Tuesday, September 10, 2013

Heart vs. Brain... a most difficult struggle



It is so terribly difficult to be objective. Our throbbing hearts feel so strongly that our cool, rational heads just don’t stand a chance. 

Case in point – the ACLU is preparing to sue Northeastern University in Boston on behalf of the Students for Justice for Palestine (SJP). The university stands accused of violating the free speech rights of the pro-Palestinian students who disrupted a lecture being given by Israeli Defense Force (IDF) representatives.

WGBH radio describes the incident as such:

“Back in April, the group Students for Justice in Palestine staged a walkout of a presentation by Israeli soldiers inside a lecture hall at Northeastern. Their goal, they say, was to protest human rights abuses in the Middle East. More than 20 students marched out. Some captured video with their smartphones. Others heckled the soldiers, calling them criminals.”

"They’re not welcome on our campus," some shouted. "Free! Free!
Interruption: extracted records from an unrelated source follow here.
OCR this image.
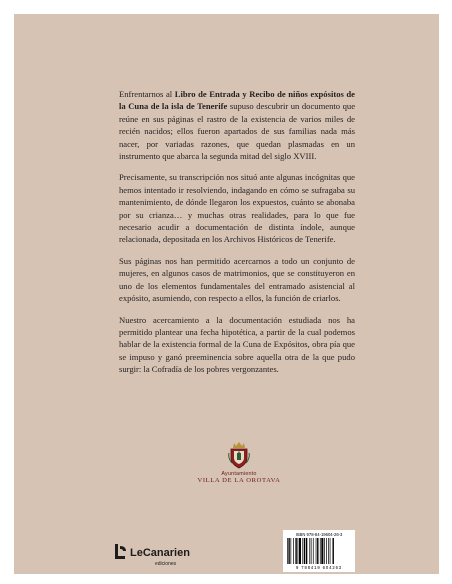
Enfrentarnos al Libro de Entrada y Recibo de niños expósitos de la Cuna de la isla de Tenerife supuso descubrir un documento que reúne en sus páginas el rastro de la existencia de varios miles de recién nacidos; ellos fueron apartados de sus familias nada más nacer, por variadas razones, que quedan plasmadas en un instrumento que abarca la segunda mitad del siglo XVIII.

Precisamente, su transcripción nos situó ante algunas incógnitas que hemos intentado ir resolviendo, indagando en cómo se sufragaba su mantenimiento, de dónde llegaron los expuestos, cuánto se abonaba por su crianza… y muchas otras realidades, para lo que fue necesario acudir a documentación de distinta índole, aunque relacionada, depositada en los Archivos Históricos de Tenerife.

Sus páginas nos han permitido acercarnos a todo un conjunto de mujeres, en algunos casos de matrimonios, que se constituyeron en uno de los elementos fundamentales del entramado asistencial al expósito, asumiendo, con respecto a ellos, la función de criarlos.

Nuestro acercamiento a la documentación estudiada nos ha permitido plantear una fecha hipotética, a partir de la cual podemos hablar de la existencia formal de la Cuna de Expósitos, obra pía que se impuso y ganó preeminencia sobre aquella otra de la que pudo surgir: la Cofradía de los pobres vergonzantes.

Ayuntamiento
VILLA DE LA OROTAVA
LeCanarien
ediciones
ISBN 978-84-19604-26-3
9 788419 604263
Palestine!"

The Boston Globe, WGBH, and the blogosphere are alight with outrage over Northeastern’s sanctions which include putting the SJP on probation and asking them to draft a civility statement. The common theme is that the university’s actions constitute a “chilling effect on free speech." Apparently the free-speech rights of the SJP protestors trump those of the IDF presenters and the interested folks in the lecture hall.

Why is it so tempting to side with the SJP protestors? Because they are small and Northeastern is large? Because the Palestinians for whom they toil are few and Israel is many? Is there no application of logic to balance a knee-jerk sympathy?

Let’s take this situation and tweak the actors a bit. In a hypothetical situation, imagine New York City Mayor Michael Bloomberg, as head of Mayors Against Illegal Guns, presenting a lecture at Northeastern University. As he begins a full-throated call for increased gun control, an assemblage of Student Republicans stand to shout him down, waving signs which depict Bloomberg as a modern-day Hitler. The university sanctions the student group, putting them on probation and asking them to draft a civility statement. What will the ACLU do? Where do you stand?

Or this…

Planned Parenthood is delivering a policy lecture at Northeastern University. Within moments, a delegation of Catholic pro-life students rise up, displaying signs depicting aborted fetuses and decrying the murder of children. The university sanctions the student group, putting them on probation and asking them to draft a civility statement. What will the ACLU do? Where do you stand?

Freedom of speech does not depend on the popularity of various positions. It is not limited to only aggrieved groups. In the foregoing real and hypothetical examples, it extends to not only the protestors, but to the presenters and the audiences (yes, the freedom to listen is part of free speech). So before maligning and suing Northeastern University, perhaps the principles being applied should be elevated over political sympathies.

It is so terribly difficult to be objective. But we must try.